GuyFawkes38
01-25-2009, 08:41 PM
I know there are a lot of Obama doubters out there. All I ask you to do is read this article from the Washington Post, and you will see the brilliance of Obama as he takes on one of the monumental problems of our age without even realizing it.
A Presidential Spring in My Son's Step
By Susan R. Benda
Saturday, January 24, 2009; A13
Barack Obama is many things to many people. Among the groups claiming a special resonance with him are mothers like me. Who has not seen The Photo (can it be that there is only one?) of toddler Barack and his young mother? His memoir may be titled "Dreams From My Father," but in the preface, Obama says that his mother "was the single constant in my life" and that "what is best in me I owe to her." She brought him up largely on her own.
This is significant for me as an unmarried mother of a preteen son, and it surely resonates for other mothers raising their children without dads. Growing up without a father, my son has at times struggled to feel "normal." ...
For my son, the issue is fatherlessness. Not having a father has been an impediment to "fitting in." He yearns for an adult man to call his very own and is uncomfortable when other children talk about their fathers or ask about his. This discomfort has affected his sense of security about his future, about measuring up and "making it" (whatever that means). ...
It is hard to watch him do this, even though thousands upon thousands of households today are headed by women who don't have partners. I know, however, that it takes time for the world around us to catch up to where society already is. For example, my son's tae kwon do teacher had the habit of talking to the students about their "moms and dads." I took him aside one day and suggested that the term "parents" might do the trick, with no child left behind. But there is a limit to how much a mother can protect her son from the word "dad." A mother can repeat to her child that there is no model "normal" family, but the world reflected and projected by television tells another story. My son and others like him are a silent and almost invisible minority, but they know who they are.
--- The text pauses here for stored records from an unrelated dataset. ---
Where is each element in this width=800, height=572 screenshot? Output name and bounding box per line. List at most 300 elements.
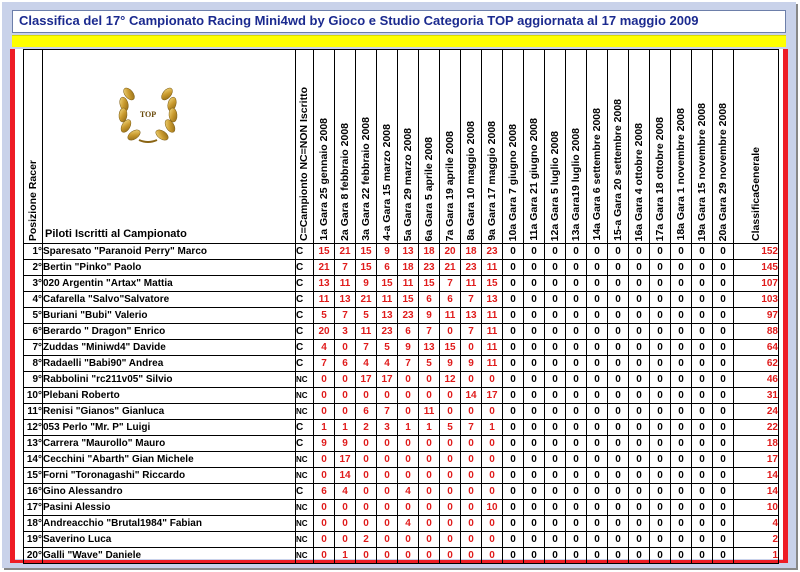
- total-cell: 31: [734, 388, 779, 404]
- score-cell: 0: [545, 260, 566, 276]
- score-cell: 0: [314, 468, 335, 484]
- score-cell: 0: [314, 548, 335, 564]
- score-cell: 0: [524, 532, 545, 548]
- total-cell: 88: [734, 324, 779, 340]
- status-cell: NC: [296, 548, 314, 564]
- score-cell: 0: [692, 468, 713, 484]
- score-cell: 0: [377, 452, 398, 468]
- score-cell: 0: [713, 372, 734, 388]
- pilot-name-cell: Carrera "Maurollo" Mauro: [43, 436, 296, 452]
- score-cell: 0: [692, 500, 713, 516]
- score-cell: 0: [503, 404, 524, 420]
- score-cell: 0: [713, 308, 734, 324]
- score-cell: 0: [713, 404, 734, 420]
- total-cell: 62: [734, 356, 779, 372]
- score-cell: 0: [650, 324, 671, 340]
- score-cell: 5: [419, 356, 440, 372]
- position-cell: 18°: [24, 516, 43, 532]
- score-cell: 0: [461, 532, 482, 548]
- score-cell: 0: [335, 404, 356, 420]
- score-cell: 0: [419, 548, 440, 564]
- score-cell: 0: [545, 324, 566, 340]
- status-cell: C: [296, 420, 314, 436]
- score-cell: 0: [587, 356, 608, 372]
- race-header-9: 9a Gara 17 maggio 2008: [482, 50, 503, 244]
- score-cell: 0: [440, 404, 461, 420]
- score-cell: 0: [461, 484, 482, 500]
- score-cell: 21: [440, 260, 461, 276]
- score-cell: 0: [566, 324, 587, 340]
- race-header-19: 19a Gara 15 novembre 2008: [692, 50, 713, 244]
- score-cell: 0: [419, 468, 440, 484]
- table-row: [24, 484, 779, 500]
- score-cell: 0: [713, 244, 734, 260]
- score-cell: 0: [440, 452, 461, 468]
- score-cell: 0: [356, 468, 377, 484]
- score-cell: 6: [377, 260, 398, 276]
- score-cell: 0: [671, 420, 692, 436]
- score-cell: 0: [566, 436, 587, 452]
- score-cell: 0: [524, 436, 545, 452]
- score-cell: 0: [713, 516, 734, 532]
- score-cell: 0: [587, 500, 608, 516]
- score-cell: 0: [440, 388, 461, 404]
- position-cell: 3°: [24, 276, 43, 292]
- score-cell: 0: [503, 308, 524, 324]
- score-cell: 0: [629, 340, 650, 356]
- table-row: [24, 516, 779, 532]
- score-cell: 0: [314, 516, 335, 532]
- score-cell: 0: [461, 404, 482, 420]
- score-cell: 0: [608, 548, 629, 564]
- score-cell: 0: [629, 548, 650, 564]
- score-cell: 0: [419, 436, 440, 452]
- score-cell: 1: [419, 420, 440, 436]
- score-cell: 13: [419, 340, 440, 356]
- pilot-name-cell: Saverino Luca: [43, 532, 296, 548]
- score-cell: 0: [650, 516, 671, 532]
- score-cell: 13: [377, 308, 398, 324]
- score-cell: 15: [356, 260, 377, 276]
- score-cell: 11: [482, 324, 503, 340]
- score-cell: 13: [482, 292, 503, 308]
- score-cell: 0: [629, 372, 650, 388]
- standings-sheet: [15, 49, 783, 559]
- score-cell: 0: [545, 436, 566, 452]
- score-cell: 23: [461, 260, 482, 276]
- score-cell: 0: [482, 404, 503, 420]
- score-cell: 9: [356, 276, 377, 292]
- score-cell: 0: [503, 436, 524, 452]
- score-cell: 0: [566, 420, 587, 436]
- score-cell: 11: [482, 260, 503, 276]
- score-cell: 13: [314, 276, 335, 292]
- score-cell: 0: [650, 484, 671, 500]
- score-cell: 0: [650, 452, 671, 468]
- score-cell: 11: [482, 308, 503, 324]
- score-cell: 9: [398, 340, 419, 356]
- table-row: [24, 548, 779, 564]
- score-cell: 6: [440, 292, 461, 308]
- score-cell: 18: [419, 244, 440, 260]
- score-cell: 0: [377, 388, 398, 404]
- score-cell: 0: [503, 452, 524, 468]
- status-cell: NC: [296, 516, 314, 532]
- score-cell: 11: [461, 276, 482, 292]
- score-cell: 3: [335, 324, 356, 340]
- score-cell: 9: [419, 308, 440, 324]
- score-cell: 0: [545, 500, 566, 516]
- score-cell: 11: [440, 308, 461, 324]
- score-cell: 0: [692, 340, 713, 356]
- score-cell: 15: [440, 340, 461, 356]
- score-cell: 0: [608, 436, 629, 452]
- total-cell: 145: [734, 260, 779, 276]
- score-cell: 0: [503, 372, 524, 388]
- score-cell: 0: [671, 436, 692, 452]
- race-header-15: 15-a Gara 20 settembre 2008: [608, 50, 629, 244]
- score-cell: 0: [524, 452, 545, 468]
- table-row: [24, 532, 779, 548]
- score-cell: 0: [503, 292, 524, 308]
- score-cell: 0: [398, 532, 419, 548]
- pilot-name-cell: Bertin "Pinko" Paolo: [43, 260, 296, 276]
- score-cell: 0: [545, 372, 566, 388]
- score-cell: 0: [587, 308, 608, 324]
- score-cell: 0: [608, 420, 629, 436]
- score-cell: 0: [629, 500, 650, 516]
- score-cell: 13: [461, 308, 482, 324]
- score-cell: 0: [566, 452, 587, 468]
- score-cell: 5: [314, 308, 335, 324]
- score-cell: 0: [650, 532, 671, 548]
- score-cell: 17: [335, 452, 356, 468]
- pilots-header: TOP Piloti Iscritti al Campionato: [43, 50, 296, 244]
- score-cell: 0: [398, 500, 419, 516]
- table-row: [24, 420, 779, 436]
- score-cell: 0: [398, 548, 419, 564]
- score-cell: 1: [398, 420, 419, 436]
- total-cell: 107: [734, 276, 779, 292]
- score-cell: 20: [314, 324, 335, 340]
- score-cell: 0: [650, 260, 671, 276]
- score-cell: 0: [356, 484, 377, 500]
- score-cell: 0: [566, 276, 587, 292]
- score-cell: 0: [608, 468, 629, 484]
- score-cell: 0: [461, 436, 482, 452]
- total-cell: 22: [734, 420, 779, 436]
- score-cell: 7: [398, 356, 419, 372]
- score-cell: 0: [629, 260, 650, 276]
- score-cell: 0: [566, 468, 587, 484]
- race-header-12: 12a Gara 5 luglio 2008: [545, 50, 566, 244]
- score-cell: 1: [482, 420, 503, 436]
- score-cell: 0: [671, 548, 692, 564]
- pilot-name-cell: Cafarella "Salvo"Salvatore: [43, 292, 296, 308]
- score-cell: 4: [335, 484, 356, 500]
- score-cell: 0: [671, 276, 692, 292]
- score-cell: 14: [335, 468, 356, 484]
- status-cell: C: [296, 324, 314, 340]
- status-header: C=Campionto NC=NON Iscritto: [296, 50, 314, 244]
- score-cell: 0: [587, 340, 608, 356]
- score-cell: 7: [377, 404, 398, 420]
- score-cell: 0: [419, 484, 440, 500]
- score-cell: 0: [314, 452, 335, 468]
- status-cell: NC: [296, 452, 314, 468]
- score-cell: 0: [692, 420, 713, 436]
- score-cell: 0: [713, 484, 734, 500]
- score-cell: 0: [587, 260, 608, 276]
- score-cell: 0: [566, 244, 587, 260]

For these young people, the election to the presidency of a man who grew up without a dad signifies a seismic shift. The mere candidacy of Barack Obama has spoken eloquent volumes to my son where my words had failed. I know this because my son now walks a bolder walk and talks a more confident talk. The doors of his imagination have swung open, and his sense of his place in the world has changed. He is proud to share this identity with the new president. For my son, Obama's inauguration this week felt like a personal embrace. For him and for the growing number of children being raised by their mothers alone, all of the ceremony showed something, in a concrete way, that our words alone cannot: Yes, you can.
The writer is a lawyer living in Washington.
Edit: For the record, Obama actually resented his mom for abandoning him for much of his childhood so she could travel in the Far East. But inconvenient details don't matter when it comes to Obamamania.
A Presidential Spring in My Son's Step
By Susan R. Benda
Saturday, January 24, 2009; A13
Barack Obama is many things to many people. Among the groups claiming a special resonance with him are mothers like me. Who has not seen The Photo (can it be that there is only one?) of toddler Barack and his young mother? His memoir may be titled "Dreams From My Father," but in the preface, Obama says that his mother "was the single constant in my life" and that "what is best in me I owe to her." She brought him up largely on her own.
This is significant for me as an unmarried mother of a preteen son, and it surely resonates for other mothers raising their children without dads. Growing up without a father, my son has at times struggled to feel "normal." ...
For my son, the issue is fatherlessness. Not having a father has been an impediment to "fitting in." He yearns for an adult man to call his very own and is uncomfortable when other children talk about their fathers or ask about his. This discomfort has affected his sense of security about his future, about measuring up and "making it" (whatever that means). ...
It is hard to watch him do this, even though thousands upon thousands of households today are headed by women who don't have partners. I know, however, that it takes time for the world around us to catch up to where society already is. For example, my son's tae kwon do teacher had the habit of talking to the students about their "moms and dads." I took him aside one day and suggested that the term "parents" might do the trick, with no child left behind. But there is a limit to how much a mother can protect her son from the word "dad." A mother can repeat to her child that there is no model "normal" family, but the world reflected and projected by television tells another story. My son and others like him are a silent and almost invisible minority, but they know who they are.
For these young people, the election to the presidency of a man who grew up without a dad signifies a seismic shift. The mere candidacy of Barack Obama has spoken eloquent volumes to my son where my words had failed. I know this because my son now walks a bolder walk and talks a more confident talk. The doors of his imagination have swung open, and his sense of his place in the world has changed. He is proud to share this identity with the new president. For my son, Obama's inauguration this week felt like a personal embrace. For him and for the growing number of children being raised by their mothers alone, all of the ceremony showed something, in a concrete way, that our words alone cannot: Yes, you can.
The writer is a lawyer living in Washington.
Edit: For the record, Obama actually resented his mom for abandoning him for much of his childhood so she could travel in the Far East. But inconvenient details don't matter when it comes to Obamamania.